In 2011 Alan Frost published his book, Botany Bay: the real story, based on a thirty-five year study of original documents relating to the establishment of a colony in New South Wales. In his research he discovered records that had not been explored thoroughly by other historians and consequently some of his findings differ from previous research.
The first two chapters are about crime and punishment in eighteenth century England. Dealing with convict problems via the use of hulks and enlistment 1776-1783 is followed by chapters on proposals to reintroduce transportation to a number of countries in various parts of the world. One chapter looks at the possibility of forthcoming war while another chapter examines investment and return resulting from having an overseas convict colony. In the final chapters Alan Frost examines the arguments made leading to the final decision of Botany Bay as the site for a convict colony including:
Botany Bay had been recommended by James Cook and Joseph Banks and Pitt respected their judgement.
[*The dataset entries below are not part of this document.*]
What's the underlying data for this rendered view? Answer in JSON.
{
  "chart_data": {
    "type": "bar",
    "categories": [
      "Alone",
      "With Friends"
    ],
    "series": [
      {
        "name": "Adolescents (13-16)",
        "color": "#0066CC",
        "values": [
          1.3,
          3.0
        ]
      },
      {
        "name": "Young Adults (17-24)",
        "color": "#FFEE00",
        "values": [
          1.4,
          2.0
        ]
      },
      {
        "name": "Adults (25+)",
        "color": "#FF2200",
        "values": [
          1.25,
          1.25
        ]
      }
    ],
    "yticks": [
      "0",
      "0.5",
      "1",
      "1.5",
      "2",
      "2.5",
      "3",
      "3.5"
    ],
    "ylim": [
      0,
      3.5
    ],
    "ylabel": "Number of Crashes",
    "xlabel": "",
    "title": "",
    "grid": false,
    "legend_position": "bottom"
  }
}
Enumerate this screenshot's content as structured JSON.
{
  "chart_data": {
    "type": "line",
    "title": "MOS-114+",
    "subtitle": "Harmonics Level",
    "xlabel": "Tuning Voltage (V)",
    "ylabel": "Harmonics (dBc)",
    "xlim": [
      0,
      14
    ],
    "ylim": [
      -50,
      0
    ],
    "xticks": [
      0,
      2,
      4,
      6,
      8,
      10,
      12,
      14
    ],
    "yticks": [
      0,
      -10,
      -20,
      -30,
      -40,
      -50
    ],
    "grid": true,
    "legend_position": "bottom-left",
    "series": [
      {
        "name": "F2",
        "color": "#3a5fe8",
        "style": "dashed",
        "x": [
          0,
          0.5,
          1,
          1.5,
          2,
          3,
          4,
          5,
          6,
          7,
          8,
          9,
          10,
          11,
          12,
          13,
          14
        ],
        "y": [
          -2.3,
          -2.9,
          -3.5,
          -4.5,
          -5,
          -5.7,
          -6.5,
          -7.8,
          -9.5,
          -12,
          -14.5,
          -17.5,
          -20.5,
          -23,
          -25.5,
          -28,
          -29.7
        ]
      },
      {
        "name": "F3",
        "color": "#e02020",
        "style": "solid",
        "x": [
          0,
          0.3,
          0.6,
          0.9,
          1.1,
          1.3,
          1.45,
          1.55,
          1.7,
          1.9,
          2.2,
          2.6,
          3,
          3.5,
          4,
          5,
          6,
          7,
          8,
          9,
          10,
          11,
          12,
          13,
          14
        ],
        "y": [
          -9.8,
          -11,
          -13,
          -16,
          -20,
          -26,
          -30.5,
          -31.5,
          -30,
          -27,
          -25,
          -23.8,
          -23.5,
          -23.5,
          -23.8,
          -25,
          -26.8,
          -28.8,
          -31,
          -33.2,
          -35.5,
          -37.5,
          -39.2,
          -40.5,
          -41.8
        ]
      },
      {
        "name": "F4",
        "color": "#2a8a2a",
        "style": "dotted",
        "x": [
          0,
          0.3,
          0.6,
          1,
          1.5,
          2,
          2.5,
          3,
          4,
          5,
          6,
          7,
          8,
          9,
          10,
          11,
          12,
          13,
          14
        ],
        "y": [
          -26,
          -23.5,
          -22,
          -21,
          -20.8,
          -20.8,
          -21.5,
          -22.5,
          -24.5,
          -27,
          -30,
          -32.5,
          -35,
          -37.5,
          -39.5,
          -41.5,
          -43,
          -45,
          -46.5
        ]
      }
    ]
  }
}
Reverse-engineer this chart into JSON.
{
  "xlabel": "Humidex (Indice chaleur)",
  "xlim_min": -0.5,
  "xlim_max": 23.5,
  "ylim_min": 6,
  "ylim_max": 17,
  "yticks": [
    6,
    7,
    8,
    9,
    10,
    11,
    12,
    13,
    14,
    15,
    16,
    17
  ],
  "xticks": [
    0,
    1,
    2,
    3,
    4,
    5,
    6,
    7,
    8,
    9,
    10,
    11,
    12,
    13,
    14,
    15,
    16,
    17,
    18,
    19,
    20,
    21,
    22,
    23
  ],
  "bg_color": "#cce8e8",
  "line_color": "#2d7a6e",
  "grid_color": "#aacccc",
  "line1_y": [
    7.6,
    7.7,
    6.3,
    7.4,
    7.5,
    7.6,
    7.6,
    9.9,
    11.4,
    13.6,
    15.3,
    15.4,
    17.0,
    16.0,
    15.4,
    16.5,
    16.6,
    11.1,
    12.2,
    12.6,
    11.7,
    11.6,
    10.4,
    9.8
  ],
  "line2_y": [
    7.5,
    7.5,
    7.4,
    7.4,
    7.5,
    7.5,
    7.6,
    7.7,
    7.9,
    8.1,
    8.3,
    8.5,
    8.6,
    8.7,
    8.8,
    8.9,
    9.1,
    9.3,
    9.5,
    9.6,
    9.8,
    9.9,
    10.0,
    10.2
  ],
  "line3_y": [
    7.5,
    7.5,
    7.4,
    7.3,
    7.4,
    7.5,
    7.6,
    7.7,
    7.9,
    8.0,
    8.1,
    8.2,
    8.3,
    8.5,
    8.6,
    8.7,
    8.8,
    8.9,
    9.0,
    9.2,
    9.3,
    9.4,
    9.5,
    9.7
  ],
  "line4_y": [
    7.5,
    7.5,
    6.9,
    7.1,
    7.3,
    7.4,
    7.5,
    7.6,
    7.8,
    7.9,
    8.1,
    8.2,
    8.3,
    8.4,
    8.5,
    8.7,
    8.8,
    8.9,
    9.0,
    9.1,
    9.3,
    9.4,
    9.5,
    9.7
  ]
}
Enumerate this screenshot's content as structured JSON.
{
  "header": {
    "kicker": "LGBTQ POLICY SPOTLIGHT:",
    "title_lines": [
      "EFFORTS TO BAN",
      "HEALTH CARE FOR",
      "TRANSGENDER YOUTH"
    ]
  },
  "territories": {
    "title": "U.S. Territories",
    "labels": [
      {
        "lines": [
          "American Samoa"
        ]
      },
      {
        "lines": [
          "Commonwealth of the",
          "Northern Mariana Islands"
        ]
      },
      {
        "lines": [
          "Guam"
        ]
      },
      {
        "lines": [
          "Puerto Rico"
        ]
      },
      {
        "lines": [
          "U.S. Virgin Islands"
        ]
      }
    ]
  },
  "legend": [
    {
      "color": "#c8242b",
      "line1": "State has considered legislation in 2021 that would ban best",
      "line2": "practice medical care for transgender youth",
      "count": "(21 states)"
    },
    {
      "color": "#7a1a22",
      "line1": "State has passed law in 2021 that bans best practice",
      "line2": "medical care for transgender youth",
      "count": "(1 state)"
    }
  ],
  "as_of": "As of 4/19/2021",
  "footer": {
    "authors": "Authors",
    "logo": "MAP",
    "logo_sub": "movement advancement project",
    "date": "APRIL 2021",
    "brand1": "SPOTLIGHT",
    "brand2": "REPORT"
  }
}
This was not a hasty decision as it had taken seven years to develop between 1779 and 1786.
Sending the First Fleet was an expensive way of relocating convicts but it became more cost efficient by the time of the Third Fleet.
The new colony would be suitable for providing supplies for the navy, especially timber and flax from Norfolk Island.
There was a need to establish a colony in the region before the French did.
This book is useful for the information it provides on the background for the implementation of transportation to New South Wales.